Pick a random generator that is as fast and as good as you need it to be, and that isn't slowed down to a tiny fraction of its normal speed by thread safety mechanisms. Then pick a method of generating the [1..6] integer distribution that is a fast and as precise as you need it to be.
The fastest simple generator that is of sufficiently high quality to beat standard tests for PRNGs like TestU01 (instead of failing systematically, like the Mersenne Twister) is Sebastiano Vigna's xorshift64*. I'm showing it as C code but Sebastiano has it in Java as well:
uint64_t xorshift64s (int64_t &x)
{
x ^= x >> 12;
x ^= x << 25;
x ^= x >> 27;
return x * 2685821657736338717ull;
}
Sebastiano Vigna's site has lots of useful info, links and benchmark results. Including papers, for the mathematically inclined.
At that high resolution you can simply use 1 + xorshift64s(state) % 6
and the bias will be immeasurably small. If that is not fast enough, implement the modulo division by multiplication with the inverse. If that is not fast enough - if you cannot afford two MULs per variate - then it gets tricky and you need to come back here. xorshift1024* (Java) plus some bit trickery for the variate would be an option.
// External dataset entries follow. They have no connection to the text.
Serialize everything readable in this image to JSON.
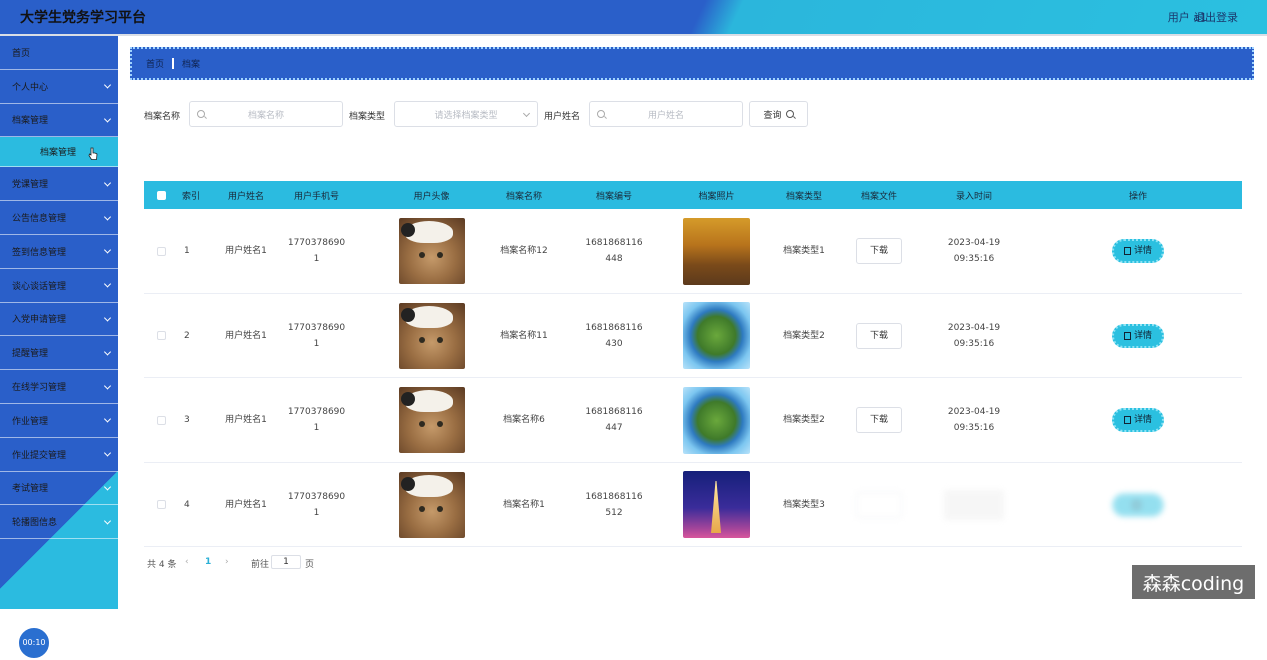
{
  "header": {
    "title": "大学生党务学习平台",
    "user": "用户 a1",
    "logout": "退出登录"
  },
  "sidebar": {
    "items": [
      {
        "label": "首页",
        "has_arrow": false
      },
      {
        "label": "个人中心",
        "has_arrow": true
      },
      {
        "label": "档案管理",
        "has_arrow": true
      },
      {
        "label": "党课管理",
        "has_arrow": true
      },
      {
        "label": "公告信息管理",
        "has_arrow": true
      },
      {
        "label": "签到信息管理",
        "has_arrow": true
      },
      {
        "label": "谈心谈话管理",
        "has_arrow": true
      },
      {
        "label": "入党申请管理",
        "has_arrow": true
      },
      {
        "label": "提醒管理",
        "has_arrow": true
      },
      {
        "label": "在线学习管理",
        "has_arrow": true
      },
      {
        "label": "作业管理",
        "has_arrow": true
      },
      {
        "label": "作业提交管理",
        "has_arrow": true
      },
      {
        "label": "考试管理",
        "has_arrow": true
      },
      {
        "label": "轮播图信息",
        "has_arrow": true
      }
    ],
    "submenu": "档案管理",
    "timer": "00:10"
  },
  "breadcrumb": {
    "home": "首页",
    "current": "档案"
  },
  "search": {
    "name_label": "档案名称",
    "name_placeholder": "档案名称",
    "type_label": "档案类型",
    "type_placeholder": "请选择档案类型",
    "user_label": "用户姓名",
    "user_placeholder": "用户姓名",
    "query_label": "查询"
  },
  "table": {
    "headers": [
      "索引",
      "用户姓名",
      "用户手机号",
      "用户头像",
      "档案名称",
      "档案编号",
      "档案照片",
      "档案类型",
      "档案文件",
      "录入时间",
      "操作"
    ],
    "rows": [
      {
        "index": "1",
        "user": "用户姓名1",
        "phone1": "1770378690",
        "phone2": "1",
        "name": "档案名称12",
        "code1": "1681868116",
        "code2": "448",
        "photo": "autumn",
        "type": "档案类型1",
        "download": "下载",
        "time1": "2023-04-19",
        "time2": "09:35:16",
        "action": "详情"
      },
      {
        "index": "2",
        "user": "用户姓名1",
        "phone1": "1770378690",
        "phone2": "1",
        "name": "档案名称11",
        "code1": "1681868116",
        "code2": "430",
        "photo": "planet",
        "type": "档案类型2",
        "download": "下载",
        "time1": "2023-04-19",
        "time2": "09:35:16",
        "action": "详情"
      },
      {
        "index": "3",
        "user": "用户姓名1",
        "phone1": "1770378690",
        "phone2": "1",
        "name": "档案名称6",
        "code1": "1681868116",
        "code2": "447",
        "photo": "planet",
        "type": "档案类型2",
        "download": "下载",
        "time1": "2023-04-19",
        "time2": "09:35:16",
        "action": "详情"
      },
      {
        "index": "4",
        "user": "用户姓名1",
        "phone1": "1770378690",
        "phone2": "1",
        "name": "档案名称1",
        "code1": "1681868116",
        "code2": "512",
        "photo": "eiffel",
        "type": "档案类型3",
        "download": "",
        "time1": "",
        "time2": "",
        "action": ""
      }
    ]
  },
  "pagination": {
    "total": "共 4 条",
    "prev": "‹",
    "page": "1",
    "next": "›",
    "goto": "前往",
    "goto_value": "1",
    "unit": "页"
  },
  "watermark": "森森coding"
}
Batching - generating an array full of numbers and processing that, then refilling the array and so on - can unlock some speed reserves. Needlessly wrapping things in classes achieves the opposite.
P.S.: if ThreadLocalRandom and xorshift* are not fast enough for your purposes even with batching then you might be going about things in the wrong way, or you might be doing it in the wrong language. Or both.
P.P.S.: in languages like Java (or C#, or Delphi), abstraction is not free, it has a cost. In Java you also have to reckon with things like mandatory gratuitous array bounds checking, unless you have a compiler that can eliminate those checks. Teasing high performance out of a Java program can get very involved... In C++ you get abstraction and performance for free.